– Фалафель – это такое очень вкусное блюдо, – говорила Соня. – Мой папа сказал, что обязательно мне купит, как только я туда приеду. И я каждый день буду его там есть.
Зоя пыталась выяснить, что же такое этот волшебный фалафель, но, кроме названия, Соня ничего больше не знала, однако с нетерпением ждала того момента, как попадет в Израиль и его попробует.
Израиль казался красивой сказочной страной, где всё возможно. Зоя страстно хотела туда попасть. Но родители запретили ей обсуждать Израиль с кем-либо, кроме Сони, и думать о переезде туда тоже было нельзя. Жили они в Москве и никто ни в какой Израиль не собирался. К концу пятого класса Соня почти не появлялась в школе. Она ездила учить иврит в специальный центр, и Зое не с кем было общаться в классе. А потом были проводы. Зоя пришла с родителями в Сонину квартиру и еле узнала помещение. Все было в свертках и стопках. Вещи валялись, полок не было, да и стола и стульев тоже.
– Мы почти всю мебель продали, – пояснила Соня.
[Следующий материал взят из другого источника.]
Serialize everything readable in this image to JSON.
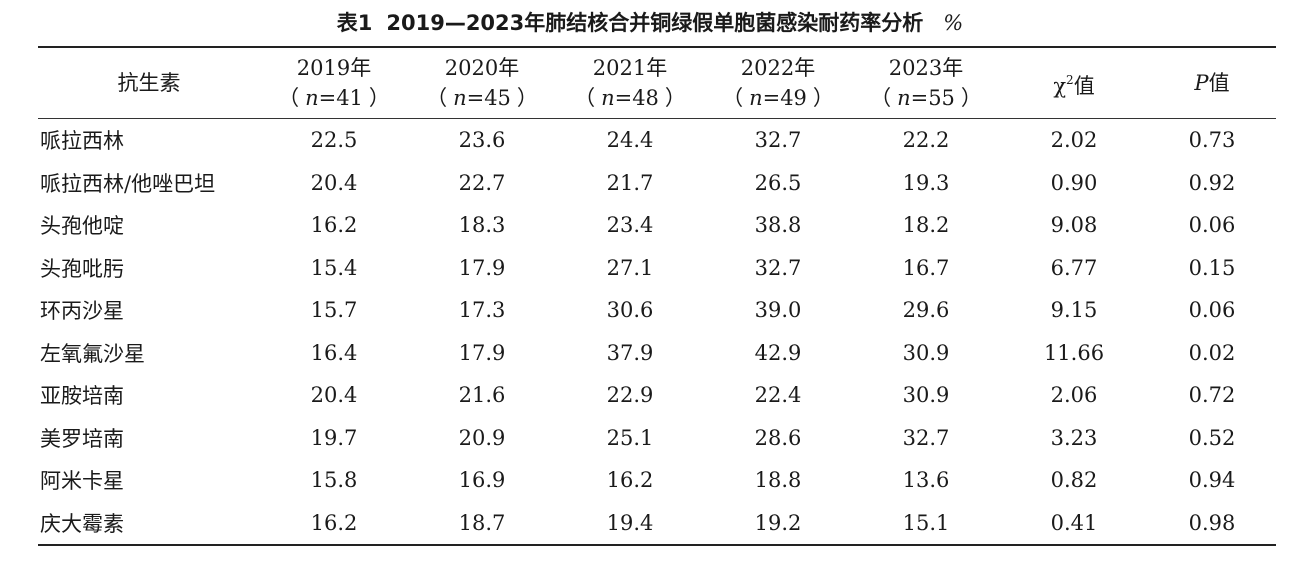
{
  "caption": {
    "label": "表1",
    "title": "2019—2023年肺结核合并铜绿假单胞菌感染耐药率分析",
    "unit": "%"
  },
  "table": {
    "header": {
      "drug_col": "抗生素",
      "years": [
        {
          "year": "2019年",
          "n_var": "n",
          "n_value": "=41"
        },
        {
          "year": "2020年",
          "n_var": "n",
          "n_value": "=45"
        },
        {
          "year": "2021年",
          "n_var": "n",
          "n_value": "=48"
        },
        {
          "year": "2022年",
          "n_var": "n",
          "n_value": "=49"
        },
        {
          "year": "2023年",
          "n_var": "n",
          "n_value": "=55"
        }
      ],
      "chi_symbol": "χ",
      "chi_sup": "2",
      "chi_suffix": "值",
      "p_symbol": "P",
      "p_suffix": "值"
    },
    "rows": [
      {
        "drug": "哌拉西林",
        "values": [
          "22.5",
          "23.6",
          "24.4",
          "32.7",
          "22.2"
        ],
        "chi2": "2.02",
        "p": "0.73"
      },
      {
        "drug": "哌拉西林/他唑巴坦",
        "values": [
          "20.4",
          "22.7",
          "21.7",
          "26.5",
          "19.3"
        ],
        "chi2": "0.90",
        "p": "0.92"
      },
      {
        "drug": "头孢他啶",
        "values": [
          "16.2",
          "18.3",
          "23.4",
          "38.8",
          "18.2"
        ],
        "chi2": "9.08",
        "p": "0.06"
      },
      {
        "drug": "头孢吡肟",
        "values": [
          "15.4",
          "17.9",
          "27.1",
          "32.7",
          "16.7"
        ],
        "chi2": "6.77",
        "p": "0.15"
      },
      {
        "drug": "环丙沙星",
        "values": [
          "15.7",
          "17.3",
          "30.6",
          "39.0",
          "29.6"
        ],
        "chi2": "9.15",
        "p": "0.06"
      },
      {
        "drug": "左氧氟沙星",
        "values": [
          "16.4",
          "17.9",
          "37.9",
          "42.9",
          "30.9"
        ],
        "chi2": "11.66",
        "p": "0.02"
      },
      {
        "drug": "亚胺培南",
        "values": [
          "20.4",
          "21.6",
          "22.9",
          "22.4",
          "30.9"
        ],
        "chi2": "2.06",
        "p": "0.72"
      },
      {
        "drug": "美罗培南",
        "values": [
          "19.7",
          "20.9",
          "25.1",
          "28.6",
          "32.7"
        ],
        "chi2": "3.23",
        "p": "0.52"
      },
      {
        "drug": "阿米卡星",
        "values": [
          "15.8",
          "16.9",
          "16.2",
          "18.8",
          "13.6"
        ],
        "chi2": "0.82",
        "p": "0.94"
      },
      {
        "drug": "庆大霉素",
        "values": [
          "16.2",
          "18.7",
          "19.4",
          "19.2",
          "15.1"
        ],
        "chi2": "0.41",
        "p": "0.98"
      }
    ]
  }
}
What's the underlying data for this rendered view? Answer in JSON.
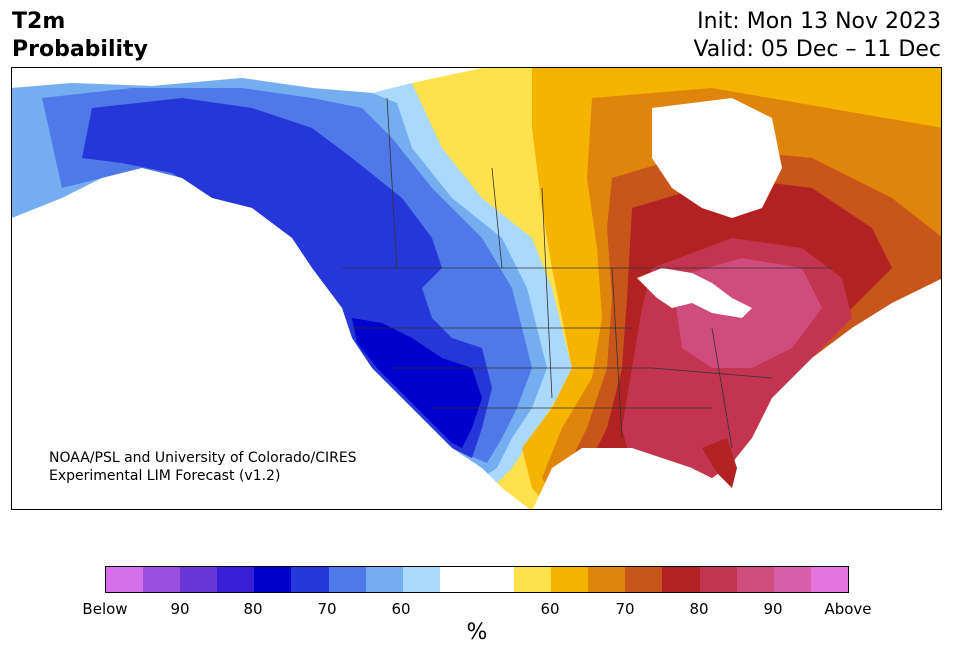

В квартире было дымно и везде толпились люди. Все они, как показалось Зое, курили. Все эти люди шумели и галдели, и слышались незнакомые слова «вызов», «статус», «алия», «кибуц». Можно было даже выловить названия городов – Вена, Рим, Хайфа, Рамат-Ган. Соня с мамой отбывали сначала в Вену, потом в Рим, а уже потом – в Израиль.
– Часы надо купить и шапки. Обменять потом, – советовал один бородатый мужчина другому, пониже ростом, носатому и совсем уж сказочного вида. Маленький был похож на гнома. Оба они были в клетчатых рубашках, джинсах и оба курили.
– Да накупили уже этих часов. И шапок тоже. Только кому они нужны? – отвечал гном. – Да что я там буду делать, не умею я торговать.
– Ничего, ничего. Это нетрудно. Вон, Рома написал. Ещё фотоаппараты «Зенит» хорошо идут, – продолжал первый клетчатый.
Зоя не понимала, почему в Израиле и Вене кому-то нужны будут шапки, часы и фотоаппараты. Ведь за границей есть всё, оттуда привозят дефицитные джинсы-варёнки и пеналы с ластиками. Она надеялась, что Соня, переехав в Израиль, отправит ей джинсы в подарок. Или может быть просто красивый пенал? Или даже карандаш или фломастер? Зое любая вещь пригодилась бы, но она стеснялась попросить подругу об этом, а Соня сама ничего такого не предлагала.
– Ты увидишь Вену? – спрашивала Зоя Соню.
– Да, и Рим тоже. Только мама волнуется, что там будет трудно, и денег не хватит. Надо там будет ждать статуса, и только потом мы попадем в Израиль, – отвечала Соня.
Что это был за статус Зоя не знала, а у Сони спросить она стеснялась. В последнее время её подруга стала нервной и носила огромную тетрадь, всю исписанную словами на иврите. А уже через неделю после проводов Соня уехала. И на этом их общение прервалось.
В классе были и другие девочки, но Зоя с ними общалась мало, и вскоре после Сониного отъезда стало ясно, что только она и была её настоящей подругой. Летом Сониного отсутствия Зоя не чувствовала, но за неделю до возвращения в школу с ужасом осознала, что теперь окажется в классе совершенно одна.
Думая об этом, Зоя рассматривала себя в зеркало. В её комнате стояло огромное старинное зеркало в оправе из орехового дерева, доставшееся папе в наследство. Это зеркало Зоя раньше не любила и смотреться в него избегала. Но после приезда из Ленинграда в конце августа 1988 года она в него всё же глянула и почувствовала, будто у неё выросли крылья. Она была совсем другой. На неё смотрела уже не дикая запуганная девочка со слишком толстыми ляжками, выпирающим животом и рыхлыми плечами. Теперь отражение было другим – подтянутым, загорелым, весёлым и бодрым. Даже Зоино лицо вытянулось и стало более ярким, ясным и счастливым. Зоя красовалась перед зеркалом, поворачиваясь то влево, то вправо. Потом подошла ближе, присмотрелась. Распустила волосы, собрала в хвостик, рассмотрела шею, поворачивая голову в разные стороны. Девочка осталась довольна собой. Теперь можно было идти в школу и не бояться: она была уверена, что в седьмом классе всё будет по-другому.